Dios demanda un ayuno que supera el rito y da paso a la presencia y acción social
Dice Alberto Nolan, O.P., teólogo: “Dios está enojado por el intolerable sufrimiento que se inflige a tantos seres humanos por parte de un sistema que Él aborrece y detesta. Es Dios quien está siendo crucificado y contra quien se está pecando” (Dios es Sudáfrica, Ed. Sal Terrae, p. 193).
Más allá de juzgar si Dios se enoja o no se enoja, bien vale la pena reflexionar sobre el momento histórico de nuestro mundo y nuestra patria, donde los grandes discursos, homilías y frases bonitas permean el panorama social, pero desafortunadamente un amor discursivo es voz que se pierde sin siquiera tocar el horizonte donde cielo y tierra.
Pues refiere a Dios amor, pero se participa de formas herméticas y excluyentes; se enfatiza el gran elenco de leyes que salvaguardan los derechos humanos, pero sin oír a las víctimas, mostrando indiferencia a las ondas heridas por los abusos, injusticias, chantajes, extorsiones… porque se pone a los pobres como titulares de discursos y pancartas, pero víctimas de la no presencia, no asistencia y no inclusión.
“Los grandes discursos, homilías y frases bonitas permean el panorama social, pero desafortunadamente un amor discursivo es voz que se pierde sin siquiera tocar el horizonte donde cielo y tierra”.
Dios demanda un ayuno que supera el rito y da paso a la presencia y acción social; Dios demanda pasar del discurso a la presencia, donde el amor afectivo se hace efectivo abrazando nuestra realidad psicosomática, donde los anhelos de cielo se hacen palpables en la tierra, en nuestra historia.
Algunos consideran que amar es una emoción, otros que es un sentimiento y otros que es una meta.
Para Fromm, el amor es un arte que hay que desarrollar; mientras que para Frankl es lo que le puede dar sentido a la vida.
Lamentablemente las tres primeras percepciones son las que más predominan, de manera que asociándola a una emoción solo “aman” cuando lo sienten.
Otros lo calculan, lo planifican y7o negocian, y otras personas hacen lo que sea para que los amen (incluso dejarse de amar).

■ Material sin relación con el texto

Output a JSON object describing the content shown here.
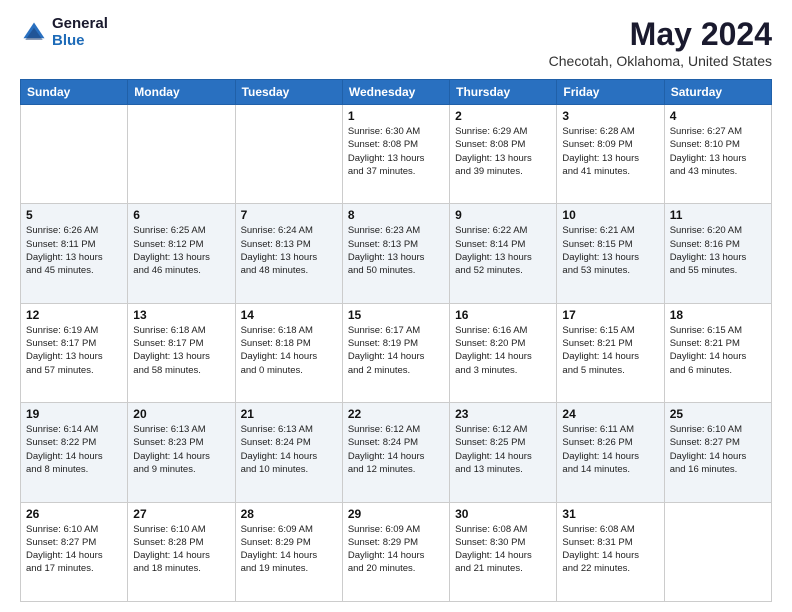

Podemos definir que el amor es un acto de voluntad que implica aprender, reaprender, aceptar, perdonar, perseverar, cuidar y alimentar.
Aprender que el amor no está peleado con la verdad, que aunque es subjetivo (puede estar sujeto a diversas interpretaciones) tiene un objetivo, y es buscar el bien mayor del amado.
Reaprender que me puedo equivocar en las formas y que tal vez otros se equivocaron conmigo, pero se tiene la capacidad de amar y ser amados.
Si buscamos perfección en la imperfección nos vamos a frustrar y desilusionar, pero si nos guiamos en el amor perfecto cada vez lo podemos hacer mejor.
Aceptar que el otro es diferente a nosotros, pero igualmente merecedor y emisor de amor; que el otro tiene un pasado que no lo define, pero lo puede condicionar para llevar a cabo esa importante labor.
Perdonar es ir al pasado y regresar sano y salvo, y es que tal vez algunos no nos amaron como queríamos, sino como podían (hay varios lenguajes del amor).
Tal vez a otros les ganaron sus miedos y otros quizá no aprendieron, se quedaron en sus heridas emocionales; mirar atrás sería indispensable para entenderlos y comprendernos.